Le jugement déféré sera confirmé en ce qu'il a condamné solidairement Monsieur [W] [N] et la compagnie d'assurances AREAS à payer à l'institution de prévoyance CARCEPT la somme de 79'381,78 € au titre des prestations incapacité invalidité échues et celle de 275'212,80 € au titre des prestations invalidité à échoir.
Sur la créance de la caisse primaire d'assurance-maladie de l'Hérault :
la compagnie AREAS DOMMAGES demande à la cour de déduire des postes de préjudice le montant capitalisé de la pension servie à Monsieur [Q].
L'état récapitulatif définitif produit par la caisse en date du
10 octobre 2012 a été établi pour un montant total de
237'564,43 €.
Se référant au protocole de 1983, il précise' que « les règles du protocole ne permettent pas de présenter en l'espèce la pension d'invalidité ».
Il n'est pas contesté que Monsieur [Q] perçoit de la caisse primaire d'assurance-maladie une pension d'invalidité, c'est toutefois délibérément que la caisse primaire d'assurance-maladie n'a pas inclus la pension dans ses débours et qu'elle n'en demande par restitution.

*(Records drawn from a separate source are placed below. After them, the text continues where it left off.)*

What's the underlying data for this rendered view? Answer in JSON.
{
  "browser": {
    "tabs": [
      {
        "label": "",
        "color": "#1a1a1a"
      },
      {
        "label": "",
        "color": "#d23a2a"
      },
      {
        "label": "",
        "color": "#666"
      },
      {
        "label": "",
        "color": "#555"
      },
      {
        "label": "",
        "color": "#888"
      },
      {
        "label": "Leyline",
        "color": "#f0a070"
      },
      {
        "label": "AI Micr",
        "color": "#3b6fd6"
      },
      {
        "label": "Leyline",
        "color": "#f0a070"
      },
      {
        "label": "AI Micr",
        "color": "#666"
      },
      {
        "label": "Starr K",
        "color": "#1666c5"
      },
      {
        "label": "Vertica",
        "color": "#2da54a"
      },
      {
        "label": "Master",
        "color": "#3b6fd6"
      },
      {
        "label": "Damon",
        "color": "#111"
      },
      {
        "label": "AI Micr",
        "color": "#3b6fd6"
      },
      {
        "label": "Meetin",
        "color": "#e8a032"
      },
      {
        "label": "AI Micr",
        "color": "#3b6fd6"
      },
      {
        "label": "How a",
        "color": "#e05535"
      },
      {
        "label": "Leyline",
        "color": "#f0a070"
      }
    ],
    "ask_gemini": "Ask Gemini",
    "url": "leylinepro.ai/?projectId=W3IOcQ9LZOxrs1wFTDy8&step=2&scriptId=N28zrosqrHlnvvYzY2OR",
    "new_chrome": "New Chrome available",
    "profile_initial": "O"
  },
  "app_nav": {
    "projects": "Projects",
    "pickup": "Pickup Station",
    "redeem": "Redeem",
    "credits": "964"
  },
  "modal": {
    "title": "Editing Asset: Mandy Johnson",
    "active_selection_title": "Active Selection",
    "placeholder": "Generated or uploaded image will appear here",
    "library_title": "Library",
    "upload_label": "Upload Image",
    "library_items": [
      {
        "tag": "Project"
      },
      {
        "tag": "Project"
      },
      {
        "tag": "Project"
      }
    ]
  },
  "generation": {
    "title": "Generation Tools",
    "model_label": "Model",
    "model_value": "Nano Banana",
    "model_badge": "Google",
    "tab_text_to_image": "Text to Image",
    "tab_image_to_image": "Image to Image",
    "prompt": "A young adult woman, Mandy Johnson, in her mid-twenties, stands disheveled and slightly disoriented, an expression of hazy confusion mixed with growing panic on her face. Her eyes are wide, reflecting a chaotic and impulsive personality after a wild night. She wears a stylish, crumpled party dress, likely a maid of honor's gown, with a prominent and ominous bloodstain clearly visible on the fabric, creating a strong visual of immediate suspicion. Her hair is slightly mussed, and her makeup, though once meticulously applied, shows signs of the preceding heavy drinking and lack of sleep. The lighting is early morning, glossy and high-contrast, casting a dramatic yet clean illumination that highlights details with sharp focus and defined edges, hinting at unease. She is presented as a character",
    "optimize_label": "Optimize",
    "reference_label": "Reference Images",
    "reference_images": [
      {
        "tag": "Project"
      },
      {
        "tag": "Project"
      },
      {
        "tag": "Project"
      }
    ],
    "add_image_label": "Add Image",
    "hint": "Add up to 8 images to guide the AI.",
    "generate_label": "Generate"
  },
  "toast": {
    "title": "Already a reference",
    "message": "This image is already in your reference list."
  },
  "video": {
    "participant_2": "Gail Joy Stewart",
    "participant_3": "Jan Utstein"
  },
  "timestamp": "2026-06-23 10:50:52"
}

Si la victime doit être indemnisée de l'intégralité de son préjudice sans perte ni profit, ce qui entraîne la nécessaire imputabilité des prestations servies sur le poste de préjudice concerné, le principe de la réparation intégrale due par l'assureur s'oppose à ce que la pension non réclamée par la caisse primaire d'assurance-maladie soit déduite de l'indemnisation mise à la charge de celui-ci.
Le jugement déféré sera en conséquence confirmé en ce qu'il a dit que le recours subrogatoire de la caisse primaire d'assurance-maladie ne peut s'exercer qu'à due concurrence de son relevé définitif du 10 octobre 2012.

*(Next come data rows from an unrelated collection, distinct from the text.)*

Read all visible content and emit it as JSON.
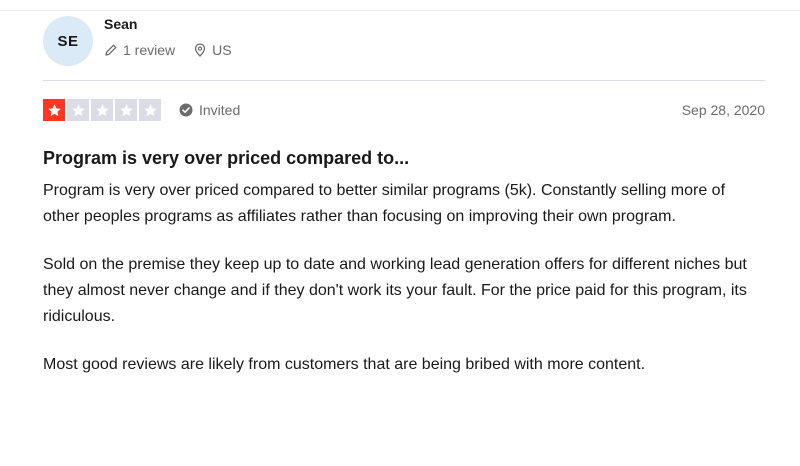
{
  "reviewer": {
    "initials": "SE",
    "name": "Sean",
    "review_count": "1 review",
    "country": "US",
    "avatar_color": "#dbeaf7"
  },
  "review": {
    "rating": 1,
    "max_rating": 5,
    "star_color": "#ff3722",
    "empty_star_color": "#dcdce6",
    "status": "Invited",
    "date": "Sep 28, 2020",
    "title": "Program is very over priced compared to...",
    "paragraphs": [
      "Program is very over priced compared to better similar programs (5k). Constantly selling more of other peoples programs as affiliates rather than focusing on improving their own program.",
      "Sold on the premise they keep up to date and working lead generation offers for different niches but they almost never change and if they don't work its your fault. For the price paid for this program, its ridiculous.",
      "Most good reviews are likely from customers that are being bribed with more content."
    ]
  },
  "icons": {
    "review_count": "pencil-icon",
    "country": "location-pin-icon",
    "status": "check-circle-icon",
    "star": "star-icon"
  }
}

L'indemnité de procédure : les dispositions du jugement sont confirmées pour ce qui concerne les indemnités de procédure accordées en première instance.

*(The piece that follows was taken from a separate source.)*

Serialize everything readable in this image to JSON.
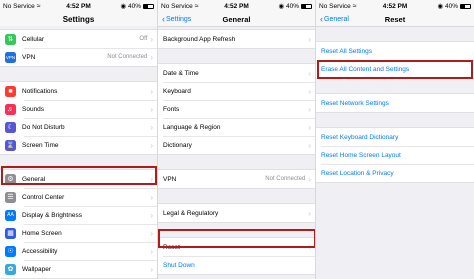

L'équité commande l'application des dispositions de l'article 700 du code de procédure civile également en cause d'appel .
La compagnie AREAS DOMMAGES sera condamnée à payer aux intimés les indemnités de procédure suivantes :
-à Monsieur [J] [Q] la somme de 3000 €,
-à la SAS HD ASSURANCES TRANQUILLITE SANTE la somme de 1000 €,
-à la caisse de prévoyance CARCEPT la somme de 1000 €.
les dépens : La compagnie AREAS DOMMAGES supportera les dépens d'appel des dispositions du jugement étant confirmées pour ce qui concerne les dépens de première instance.
La caisse primaire d'assurance-maladie a été assignée devant la cour par des actes huissier du 22 décembre 2014 et du
10 février 2015 qui ont fait l'objet d'une signification à personne habilitée.
[W] [N] a été assigné devant la cour par un acte du huissier du 30 décembre 2014 qui a fait l'objet d'une signification à étude, de sorte que la signification à personne a été impossible.
En application de l'article 474 du code de procédure civile, l'arrêt sera rendu par défaut.
PAR CES MOTIFS
La COUR, statuant par arrêt par défaut rendu par mise à disposition au greffe,
Confirme le jugement rendu le 19 juin 2014 par le tribunal de grande instance de Narbonne sauf en ce qui concerne la réparation de l'incidence professionnelle,
Statuant à nouveau du chef réformé,
Fixe l'indemnisation accordée à Monsieur [J] [Q] au titre de l'incidence professionnelle à la somme de 50'000 €,
Y ajoutant,
Condamne Monsieur [W] [N] solidairement avec son assureur la compagnie AREAS DOMMAGES à payer les indemnités de procédure suivantes :
-à Monsieur [J] [Q] la somme de 3000 €,
-à la SA S HD ASSURANCES TRANQUILLITE SANTE la somme de 1000 €,
-à la caisse de prévoyance CARCEPT la somme de 1000 €.
Les condamne solidairement aux dépens d'appel.